A report from the province’s Chief Electoral Officer is calling for 16- and 17-year-olds to be given the right to pre-register to vote, while also pitching a digitization of the voting process. The teens still wouldn’t be eligible to vote until they are 18, but they would be allowed to have their names added automatically to the voters list when they turn 18. Creating a system where voters can vote at any polling station and all votes are counted on election night is also proposed (PDF). The report suggests service to voters would be improved while making for more efficient staffing and close to real-time disclosure of voter participation data.

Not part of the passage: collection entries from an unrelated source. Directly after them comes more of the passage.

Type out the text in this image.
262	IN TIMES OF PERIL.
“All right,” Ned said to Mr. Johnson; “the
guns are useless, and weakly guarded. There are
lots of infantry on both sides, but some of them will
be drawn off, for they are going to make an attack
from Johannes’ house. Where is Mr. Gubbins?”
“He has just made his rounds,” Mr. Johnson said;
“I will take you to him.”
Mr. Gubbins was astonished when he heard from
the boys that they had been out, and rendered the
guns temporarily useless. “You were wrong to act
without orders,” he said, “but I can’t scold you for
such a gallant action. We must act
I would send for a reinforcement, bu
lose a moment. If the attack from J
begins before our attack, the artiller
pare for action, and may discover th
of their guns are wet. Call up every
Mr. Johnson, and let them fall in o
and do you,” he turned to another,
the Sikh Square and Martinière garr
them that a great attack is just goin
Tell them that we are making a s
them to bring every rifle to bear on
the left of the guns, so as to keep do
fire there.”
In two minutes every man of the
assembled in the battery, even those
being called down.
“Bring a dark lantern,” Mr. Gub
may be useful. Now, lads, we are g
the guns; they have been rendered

The proposed system would use paper ballots but tabulation would done with the help of computers connected to centralized servers. “Legislation limits the ability of Elections BC to adopt, even on a pilot project basis, new voting and counting technologies,” the report notes and goes on to point out that a legislative panel in 2014 recommended against adopting internet-based voting. Elections BC supports that position, they note.
Monday’s report also suggests Elections BC be given broader access to name, address and date of birth data held by public bodies in order to help maintain the voters list; currently Elections BC can only pull data from ICBC, BC Vital Statistics and Elections Canada. In Quebec, for example, the election agency is able to look at data from the provincial health insurance agency and Citizenship and Immigration Canada, while election agencies in Alberta, Manitoba and Nova Scotia are able to look at data from any public agency which is covered by freedom of information legislation.